January 2013 - I could barely walk up a flight of stairs without getting winded.
If someone had told me less than 2 years later I would be running in races, I would have laughed in their face. A mere 9 months later, I did my first 5K. I didn't run all of it. But I did run a good amount of it. With the help of my friend Kira. And when I finished in 35 minutes, I remember being so excited and proud of myself for even having the guts to try to run a race. After all, I had just started running in June. And I'm not even sure I would call what I started doing at that time running. But, I was doing more than walking so, we'll go with running. A couple of weeks later, I succeeded in doing a run/walk in my first 10K. I'm still not sure why I thought a 10K was a good idea at that point but, hey, at least I finished it! And it was a good challenge.
Fast forward to April of this year. My weight loss had pretty much stopped but I was working on building up my ability to run. Winter was particularly brutal last year so I hadn't really gotten outside to run. I signed up for a 5K in mid-April about 2 weeks before it happened. My goal was to run the whole thing but I wasn't sure I would be able to. Physically I knew I could. But, for me, running is completely mental. I often stop and walk just because I can. Not because I don't have the ability to keep going.

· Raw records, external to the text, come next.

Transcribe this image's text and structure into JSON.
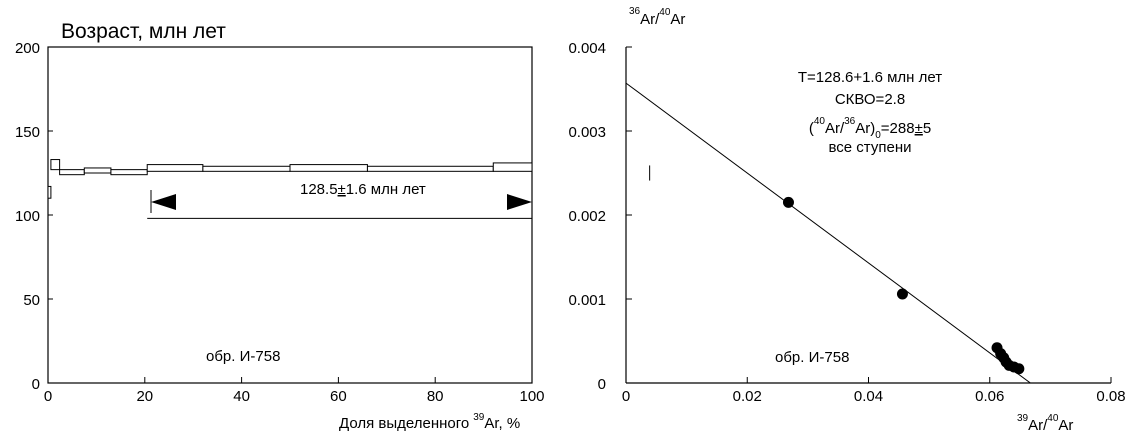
{
  "chart_data": [
    {
      "type": "age_spectrum",
      "title": "Возраст, млн лет",
      "xlabel": "Доля выделенного",
      "xlabel_sup": "39",
      "xlabel_tail": "Ar, %",
      "xlim": [
        0,
        100
      ],
      "ylim": [
        0,
        200
      ],
      "xticks": [
        0,
        20,
        40,
        60,
        80,
        100
      ],
      "yticks": [
        0,
        50,
        100,
        150,
        200
      ],
      "steps": [
        {
          "x0": 0,
          "x1": 0.6,
          "y_low": 110,
          "y_high": 117
        },
        {
          "x0": 0.6,
          "x1": 2.4,
          "y_low": 127,
          "y_high": 133
        },
        {
          "x0": 2.4,
          "x1": 7.5,
          "y_low": 124,
          "y_high": 127
        },
        {
          "x0": 7.5,
          "x1": 13,
          "y_low": 125,
          "y_high": 128
        },
        {
          "x0": 13,
          "x1": 20.5,
          "y_low": 124,
          "y_high": 127
        },
        {
          "x0": 20.5,
          "x1": 32,
          "y_low": 126,
          "y_high": 130
        },
        {
          "x0": 32,
          "x1": 50,
          "y_low": 126,
          "y_high": 129
        },
        {
          "x0": 50,
          "x1": 66,
          "y_low": 126,
          "y_high": 130
        },
        {
          "x0": 66,
          "x1": 92,
          "y_low": 126,
          "y_high": 129
        },
        {
          "x0": 92,
          "x1": 100,
          "y_low": 126,
          "y_high": 131
        }
      ],
      "plateau": {
        "x_start": 20.5,
        "x_end": 100,
        "y": 98,
        "label": "128.5±1.6 млн лет",
        "label_main": "128.5",
        "label_pm": "±",
        "label_rest": "1.6 млн лет"
      },
      "sample_label": "обр. И-758"
    },
    {
      "type": "scatter",
      "title": "",
      "ylabel_sup1": "36",
      "ylabel_mid": "Ar/",
      "ylabel_sup2": "40",
      "ylabel_tail": "Ar",
      "xlabel_sup1": "39",
      "xlabel_mid": "Ar/",
      "xlabel_sup2": "40",
      "xlabel_tail": "Ar",
      "xlim": [
        0,
        0.08
      ],
      "ylim": [
        0,
        0.004
      ],
      "xticks": [
        "0",
        "0.02",
        "0.04",
        "0.06",
        "0.08"
      ],
      "yticks": [
        "0",
        "0.001",
        "0.002",
        "0.003",
        "0.004"
      ],
      "points": [
        {
          "x": 0.0268,
          "y": 0.00215
        },
        {
          "x": 0.0456,
          "y": 0.00106
        },
        {
          "x": 0.0612,
          "y": 0.00042
        },
        {
          "x": 0.0618,
          "y": 0.00035
        },
        {
          "x": 0.0623,
          "y": 0.0003
        },
        {
          "x": 0.0627,
          "y": 0.00025
        },
        {
          "x": 0.0632,
          "y": 0.00021
        },
        {
          "x": 0.064,
          "y": 0.00019
        },
        {
          "x": 0.0648,
          "y": 0.00017
        }
      ],
      "fit_line": {
        "y_intercept": 0.00357,
        "x_intercept": 0.0667
      },
      "error_bar": {
        "x": 0.0039,
        "y_low": 0.00241,
        "y_high": 0.00259
      },
      "annotation": {
        "line1": "T=128.6+1.6 млн лет",
        "line2": "СКВО=2.8",
        "line3_open": "(",
        "line3_sup1": "40",
        "line3_mid": "Ar/",
        "line3_sup2": "36",
        "line3_close": "Ar)",
        "line3_sub": "0",
        "line3_eq": "=288",
        "line3_pm": "±",
        "line3_tail": "5",
        "line4": "все ступени"
      },
      "sample_label": "обр. И-758"
    }
  ]
}
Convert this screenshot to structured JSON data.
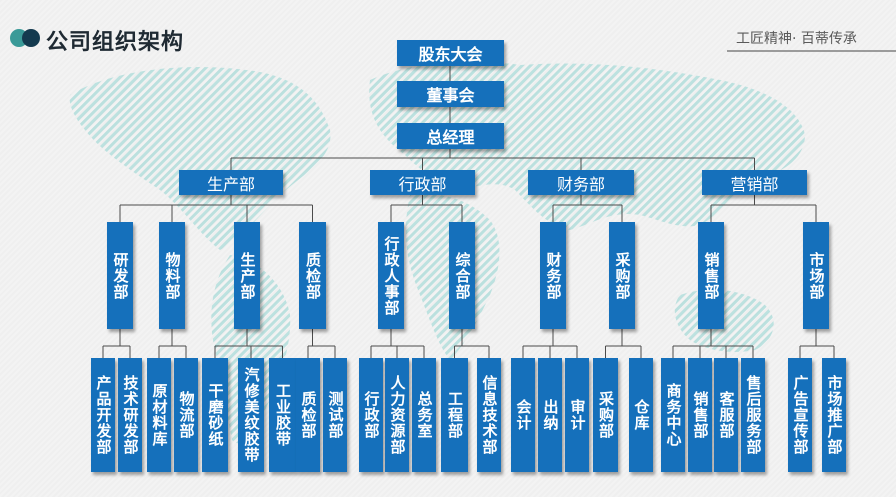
{
  "header": {
    "title": "公司组织架构",
    "slogan": "工匠精神· 百蒂传承"
  },
  "colors": {
    "box": "#1570bb",
    "accent_teal": "#3a9a98",
    "accent_dark": "#143a4f",
    "map": "#8fd3cf"
  },
  "top": [
    "股东大会",
    "董事会",
    "总经理"
  ],
  "divisions": [
    {
      "name": "生产部",
      "departments": [
        {
          "name": "研发部",
          "units": [
            "产品开发部",
            "技术研发部"
          ]
        },
        {
          "name": "物料部",
          "units": [
            "原材料库",
            "物流部"
          ]
        },
        {
          "name": "生产部",
          "units": [
            "干磨砂纸",
            "汽修美纹胶带",
            "工业胶带"
          ]
        },
        {
          "name": "质检部",
          "units": [
            "质检部",
            "测试部"
          ]
        }
      ]
    },
    {
      "name": "行政部",
      "departments": [
        {
          "name": "行政人事部",
          "units": [
            "行政部",
            "人力资源部",
            "总务室"
          ]
        },
        {
          "name": "综合部",
          "units": [
            "工程部",
            "信息技术部"
          ]
        }
      ]
    },
    {
      "name": "财务部",
      "departments": [
        {
          "name": "财务部",
          "units": [
            "会计",
            "出纳",
            "审计"
          ]
        },
        {
          "name": "采购部",
          "units": [
            "采购部",
            "仓库"
          ]
        }
      ]
    },
    {
      "name": "营销部",
      "departments": [
        {
          "name": "销售部",
          "units": [
            "商务中心",
            "销售部",
            "客服部",
            "售后服务部"
          ]
        },
        {
          "name": "市场部",
          "units": [
            "广告宣传部",
            "市场推广部"
          ]
        }
      ]
    }
  ]
}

So, when I crossed the finish line of this race and had run the whole thing (in 32 minutes, no less), I was ecstatic. Talk about accomplishing something you never thought would be possible in your lifetime. Running 3.1 miles? Who knew?

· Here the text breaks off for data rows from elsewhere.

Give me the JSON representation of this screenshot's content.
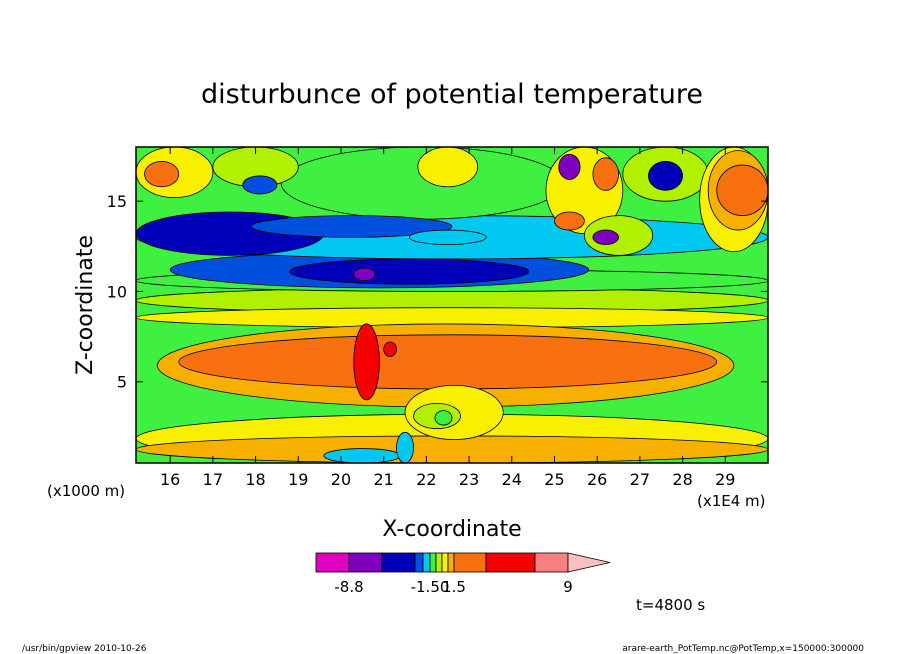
{
  "chart_data": {
    "type": "heatmap",
    "title": "disturbunce of potential temperature",
    "xlabel": "X-coordinate",
    "ylabel": "Z-coordinate",
    "x_unit": "(x1E4 m)",
    "y_unit": "(x1000 m)",
    "xlim": [
      15.2,
      30.0
    ],
    "ylim": [
      0.5,
      18.0
    ],
    "x_ticks": [
      16,
      17,
      18,
      19,
      20,
      21,
      22,
      23,
      24,
      25,
      26,
      27,
      28,
      29
    ],
    "y_ticks": [
      5,
      10,
      15
    ],
    "time_label": "t=4800 s",
    "colorbar": {
      "colors": [
        "#e000c0",
        "#8000c0",
        "#0000b8",
        "#0050e0",
        "#00c8f0",
        "#40f040",
        "#b0f000",
        "#f8f000",
        "#f8b000",
        "#f87010",
        "#f80000",
        "#f88080",
        "#f8c0c0"
      ],
      "labels": [
        "-8.8",
        "-1.50",
        "1.5",
        "9"
      ]
    },
    "regions": [
      {
        "v": 2,
        "x": [
          15.2,
          30.0
        ],
        "y": [
          0.5,
          3.2
        ]
      },
      {
        "v": 3,
        "x": [
          15.2,
          30.0
        ],
        "y": [
          0.5,
          2.0
        ]
      },
      {
        "v": -1,
        "x": [
          19.6,
          21.4
        ],
        "y": [
          0.5,
          1.3
        ]
      },
      {
        "v": 1,
        "x": [
          15.2,
          30.0
        ],
        "y": [
          8.8,
          10.2
        ]
      },
      {
        "v": 2,
        "x": [
          15.2,
          30.0
        ],
        "y": [
          8.0,
          9.1
        ]
      },
      {
        "v": 3,
        "x": [
          15.7,
          29.2
        ],
        "y": [
          3.6,
          8.2
        ]
      },
      {
        "v": 4,
        "x": [
          16.2,
          28.8
        ],
        "y": [
          4.6,
          7.6
        ]
      },
      {
        "v": 5,
        "x": [
          20.3,
          20.9
        ],
        "y": [
          4.0,
          8.2
        ]
      },
      {
        "v": 5,
        "x": [
          21.0,
          21.3
        ],
        "y": [
          6.4,
          7.2
        ]
      },
      {
        "v": 2,
        "x": [
          21.5,
          23.8
        ],
        "y": [
          1.8,
          4.8
        ]
      },
      {
        "v": 1,
        "x": [
          21.7,
          22.8
        ],
        "y": [
          2.4,
          3.8
        ]
      },
      {
        "v": 0,
        "x": [
          22.2,
          22.6
        ],
        "y": [
          2.6,
          3.4
        ]
      },
      {
        "v": -1,
        "x": [
          21.3,
          21.7
        ],
        "y": [
          0.5,
          2.2
        ]
      },
      {
        "v": 0,
        "x": [
          15.2,
          30.0
        ],
        "y": [
          10.0,
          11.2
        ]
      },
      {
        "v": -2,
        "x": [
          16.0,
          25.8
        ],
        "y": [
          10.2,
          12.2
        ]
      },
      {
        "v": -3,
        "x": [
          18.8,
          24.4
        ],
        "y": [
          10.4,
          11.8
        ]
      },
      {
        "v": -4,
        "x": [
          20.3,
          20.8
        ],
        "y": [
          10.6,
          11.3
        ]
      },
      {
        "v": -1,
        "x": [
          15.2,
          30.0
        ],
        "y": [
          11.8,
          14.2
        ]
      },
      {
        "v": -3,
        "x": [
          15.2,
          19.6
        ],
        "y": [
          12.0,
          14.4
        ]
      },
      {
        "v": 0,
        "x": [
          18.6,
          25.2
        ],
        "y": [
          14.0,
          18.0
        ]
      },
      {
        "v": -2,
        "x": [
          17.9,
          22.6
        ],
        "y": [
          13.0,
          14.2
        ]
      },
      {
        "v": 2,
        "x": [
          15.2,
          17.0
        ],
        "y": [
          15.2,
          18.0
        ]
      },
      {
        "v": 4,
        "x": [
          15.4,
          16.2
        ],
        "y": [
          15.8,
          17.2
        ]
      },
      {
        "v": 1,
        "x": [
          17.0,
          19.0
        ],
        "y": [
          15.8,
          18.0
        ]
      },
      {
        "v": -2,
        "x": [
          17.7,
          18.5
        ],
        "y": [
          15.4,
          16.4
        ]
      },
      {
        "v": 2,
        "x": [
          21.8,
          23.2
        ],
        "y": [
          15.8,
          18.0
        ]
      },
      {
        "v": -1,
        "x": [
          21.6,
          23.4
        ],
        "y": [
          12.6,
          13.4
        ]
      },
      {
        "v": 2,
        "x": [
          24.8,
          26.6
        ],
        "y": [
          13.2,
          18.0
        ]
      },
      {
        "v": -4,
        "x": [
          25.1,
          25.6
        ],
        "y": [
          16.2,
          17.6
        ]
      },
      {
        "v": 4,
        "x": [
          25.9,
          26.5
        ],
        "y": [
          15.6,
          17.4
        ]
      },
      {
        "v": 4,
        "x": [
          25.0,
          25.7
        ],
        "y": [
          13.4,
          14.4
        ]
      },
      {
        "v": 1,
        "x": [
          26.6,
          28.6
        ],
        "y": [
          15.0,
          18.0
        ]
      },
      {
        "v": -3,
        "x": [
          27.2,
          28.0
        ],
        "y": [
          15.6,
          17.2
        ]
      },
      {
        "v": 1,
        "x": [
          25.7,
          27.3
        ],
        "y": [
          12.0,
          14.2
        ]
      },
      {
        "v": -4,
        "x": [
          25.9,
          26.5
        ],
        "y": [
          12.6,
          13.4
        ]
      },
      {
        "v": 2,
        "x": [
          28.4,
          30.0
        ],
        "y": [
          12.2,
          18.0
        ]
      },
      {
        "v": 3,
        "x": [
          28.6,
          30.0
        ],
        "y": [
          13.4,
          17.8
        ]
      },
      {
        "v": 4,
        "x": [
          28.8,
          30.0
        ],
        "y": [
          14.2,
          17.0
        ]
      }
    ]
  },
  "footer": {
    "left": "/usr/bin/gpview   2010-10-26",
    "right": "arare-earth_PotTemp.nc@PotTemp,x=150000:300000"
  }
}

I did another 10K a few weeks later and while I knew I wouldn't run the whole thing, I did have a goal of finishing in under an hour and 15 minutes (my time from October). I finished in an hour and 5 minutes! My only thought? What is happening? When did I start running, setting goals and accomplishing them?
I kept running over the summer but definitely had some other struggles that I dealt with (in good and bad ways). So, when I did a 10K in August, I actually wasn't surprised that my time wasn't as good as it was in May. I was tired, had a lot on my mind and just not overly motivated to run a race. I needed to work on my mindset if I was going to keep setting and accomplishing goals.
Fast forward a few weeks and, after a butt kicking and doing a lot of soul searching, I made some decisions to start doing things for myself. I'm still completely figuring out what that looks like. But, I'm getting there. In the meantime, I decided to focus on a fitness goal. Something I knew how to do. I remembered hearing about a 4 mile race in the middle of October. But, I never like to do anything by myself. Plus it's fun to have people to hang out at the start line with and meet up with at the finish. So, I convinced two of my friends to do it with me. As the next few weeks went by, I tried to get out running 2-3 times a week. Sometimes I was able to go about 3 miles without stopping. Sometimes the mental piece got the best of me. And the hills. But, I wasn't going to back out of the race. And, in the back of my mind, I still wanted to try to run the whole thing. But, of course I didn't have a whole lot of confidence in myself. I just kept working towards it and figured I would give it my best shot.
10/11/14: Luckily, the weather cooperated and it was actually really good running weather. Sun wasn't really out for most of the race, no rain, etc. Standing at the start line I learned that the first 2 miles would be a lot of hills. After learning that I thought, there's no way I'll be able to run this whole thing. Hills always get the best of me. But, I just started running. And, I was okay with having the first two miles be slower than I was used to because of all the hills. (For anyone familiar with Cincy or the Pig, imagine starting a race running through Eden Park and up the hill by Krohn Conservatory, among other hills). As I turned around at the 2 mile mark, I realized I would now be running down hill. Yay! Maybe I could actually do this. I just kept going. And, once I got to mile 3, I thought, I have to keep going. I will be so mad at myself if I stop now. So, I kept going. And there were more down hill parts, which helped. I saw the finish line in the distance and finally knew I could do it. And the closer I got, the faster I tried to go. I just smiled as I crossed the finish line. I seriously think I was in shock. I still am. I posted it on Facebook and more than 80 people have liked it - What?!?! Never expected that. I just don't think that highly of myself. Reading the comments just made me even prouder of myself. And, as I started to process what I had done, I just got happier.
It may seem crazy, I mean it's just 4 miles. But, for me, that was like finishing a half marathon. If you've never struggled with weight, being active, being fit or just health in general, it might be hard to imagine what it feels like to experience these types of accomplishments. It's surreal. When I look in the mirror I often still see the person that I saw a couple of years ago. But, if I look real close, I can see another piece of me emerging. One with a little confidence, happiness and the ability to accomplish what I set my mind to attempt.
Deciding to try is 90% of the battle with anything. Living life is a process that evolves every day. Realizing you're capable of more than you ever thought possible, well, that takes a little getting used to. And it's the greatest feeling in the world.